Along the way Picano dishes quite a bit, providing delicious anecdotes about the dottiness of
Gore Vidal, whose Myra Breckinridge nearly appeared under a GPNY imprint; how he managed to publish
Charles Henri Ford's famous early co-written novel, which allows him divagations on the emotional and financial vicissitudes of gay figures from earlier eras; his pas de deux with
James Purdy, which did not pan out; his near-miss with one of my favorite poets, the charming, sadly overlooked
Edward Field; and his contretemps with
John Preston, who considered Picano and his gilded cohort as gay literature establishment (they were and are), among others. One of the best stories revolves around Harvey Fierstein, who now receives routine voice work but whose bass rasp, in his early onstage (and later onscreen) appearances, most certainly sent a lightning bolt through viewers. Among the many new and fascinating tidbits I picked up was how
Richard Schechner, whom I'd worked with closely at
NYU during my days at the
Faculty Resource Network, actually came to New York; I'd had no idea of
The Drama Review's peripatetic history, or the extent of Schechner's bravado, which he demonstrated when he and a handful of colleagues led a revolt against
Tulane's conservatism and quit, bound for New York, leaving that southern institution bereft of its best theater and performance scholars, and endowing the City with some of the liveliest young minds in the field, with repercussions for decades to come.

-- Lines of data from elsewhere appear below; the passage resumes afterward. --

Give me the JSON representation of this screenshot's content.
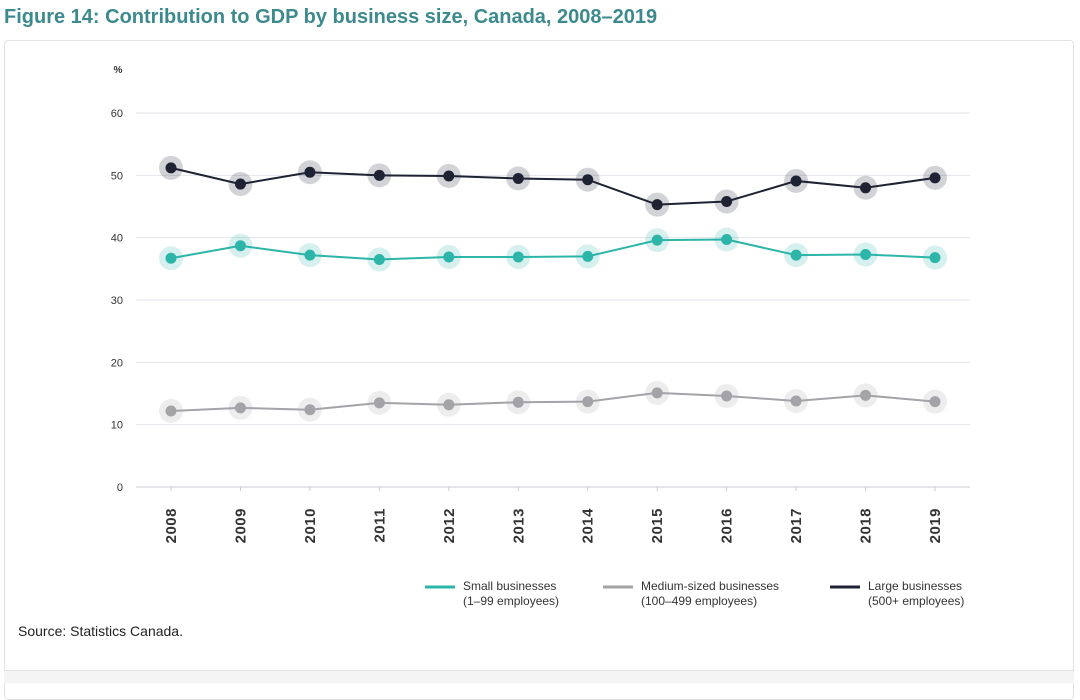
{
  "figure_title": "Figure 14: Contribution to GDP by business size, Canada, 2008–2019",
  "source": "Source: Statistics Canada.",
  "chart_data": {
    "type": "line",
    "unit_label": "%",
    "x": [
      "2008",
      "2009",
      "2010",
      "2011",
      "2012",
      "2013",
      "2014",
      "2015",
      "2016",
      "2017",
      "2018",
      "2019"
    ],
    "yticks": [
      "0",
      "10",
      "20",
      "30",
      "40",
      "50",
      "60"
    ],
    "ylim": [
      0,
      60
    ],
    "grid": true,
    "legend_position": "bottom",
    "series": [
      {
        "name": "Small businesses",
        "name_line2": "(1–99 employees)",
        "color": "#2cb5a8",
        "values": [
          36.7,
          38.7,
          37.2,
          36.5,
          36.9,
          36.9,
          37.0,
          39.6,
          39.7,
          37.2,
          37.3,
          36.8
        ]
      },
      {
        "name": "Medium-sized businesses",
        "name_line2": "(100–499 employees)",
        "color": "#a3a3a8",
        "values": [
          12.2,
          12.7,
          12.4,
          13.5,
          13.2,
          13.6,
          13.7,
          15.1,
          14.6,
          13.8,
          14.7,
          13.7
        ]
      },
      {
        "name": "Large businesses",
        "name_line2": "(500+ employees)",
        "color": "#1e2233",
        "values": [
          51.2,
          48.6,
          50.5,
          50.0,
          49.9,
          49.5,
          49.3,
          45.3,
          45.8,
          49.1,
          48.0,
          49.6
        ]
      }
    ]
  }
}
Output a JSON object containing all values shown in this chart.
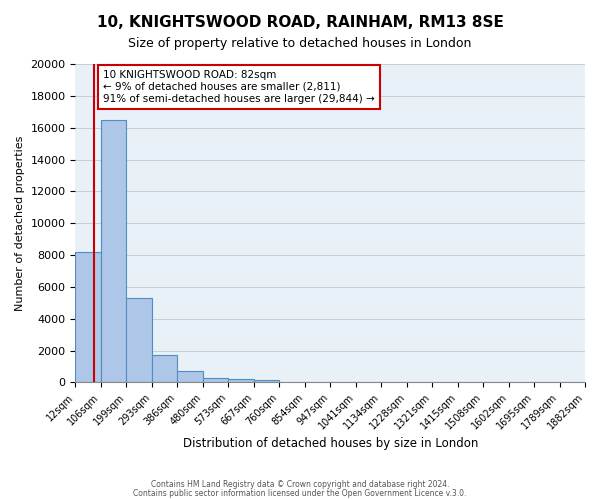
{
  "title": "10, KNIGHTSWOOD ROAD, RAINHAM, RM13 8SE",
  "subtitle": "Size of property relative to detached houses in London",
  "xlabel": "Distribution of detached houses by size in London",
  "ylabel": "Number of detached properties",
  "bin_labels": [
    "12sqm",
    "106sqm",
    "199sqm",
    "293sqm",
    "386sqm",
    "480sqm",
    "573sqm",
    "667sqm",
    "760sqm",
    "854sqm",
    "947sqm",
    "1041sqm",
    "1134sqm",
    "1228sqm",
    "1321sqm",
    "1415sqm",
    "1508sqm",
    "1602sqm",
    "1695sqm",
    "1789sqm",
    "1882sqm"
  ],
  "bar_values": [
    8200,
    16500,
    5300,
    1750,
    700,
    300,
    200,
    150,
    0,
    0,
    0,
    0,
    0,
    0,
    0,
    0,
    0,
    0,
    0,
    0
  ],
  "bar_color": "#aec6e8",
  "bar_edge_color": "#4f8fbf",
  "grid_color": "#cccccc",
  "bg_color": "#e8f0f8",
  "ylim": [
    0,
    20000
  ],
  "yticks": [
    0,
    2000,
    4000,
    6000,
    8000,
    10000,
    12000,
    14000,
    16000,
    18000,
    20000
  ],
  "property_size": 82,
  "pct_smaller": 9,
  "n_smaller": 2811,
  "pct_larger": 91,
  "n_larger": 29844,
  "vline_color": "#cc0000",
  "annotation_box_color": "#ffffff",
  "annotation_box_edge": "#cc0000",
  "footer_line1": "Contains HM Land Registry data © Crown copyright and database right 2024.",
  "footer_line2": "Contains public sector information licensed under the Open Government Licence v.3.0."
}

The easy and frequent sex of the title suffuses the story, as Picano details the square-dance of boyfriends and partners that many of the figures he's writing about, including himself, enjoyed, but what he makes clear is that sex was not just a means of pleasure, but an important step in developing social bonds that fostered the blossoming of what is now a historical fact, early post-Stonewall gay life, and especially its artistic triumphs. Art, in fact, was the aim of so many of these (mostly) male lovers, and one of the saddest and most tragic aspects of the story, which I've noted on this blog in the past when speaking about some of the
Other Countries writers, or heroes of mine like
Melvin Dixon, was how AIDS stilled their eyes and hands and dreams prematurely. A deep river of suffering and sorrow runs beneath this text, though Picano takes pains, it seems to me, not to belabor the grieving or the losses. He also doesn't hold back on discussing the pernicious homophobia and sexism that is now sometimes swept under the rug even by LGBT spokespeople who are too callow, indifferent or ignorant of fairly recent history. One frequent target is the mainstream media, particular the
New York Times, which I can recall suffered several fainting spells before it could even print the word "gay" without qualification, yet now publishes same-sex wedding announcements as readily as all the straight bourgeoisie's banns. The Gray Gentleman comes out in an unflattering light. But then that's hardly a surprise these days, especially on the political front.
Overall, I would recommend the book to anyone who's interested in understanding how "gay" literature, or at least a good portion of it, became mainstream, now just another niche for the publishing industry, another shelf for the bookselling conglomerates, but more importantly, for anyone who's interested in a good story about a particularly fascinating moment in New York history and (gay) American culture.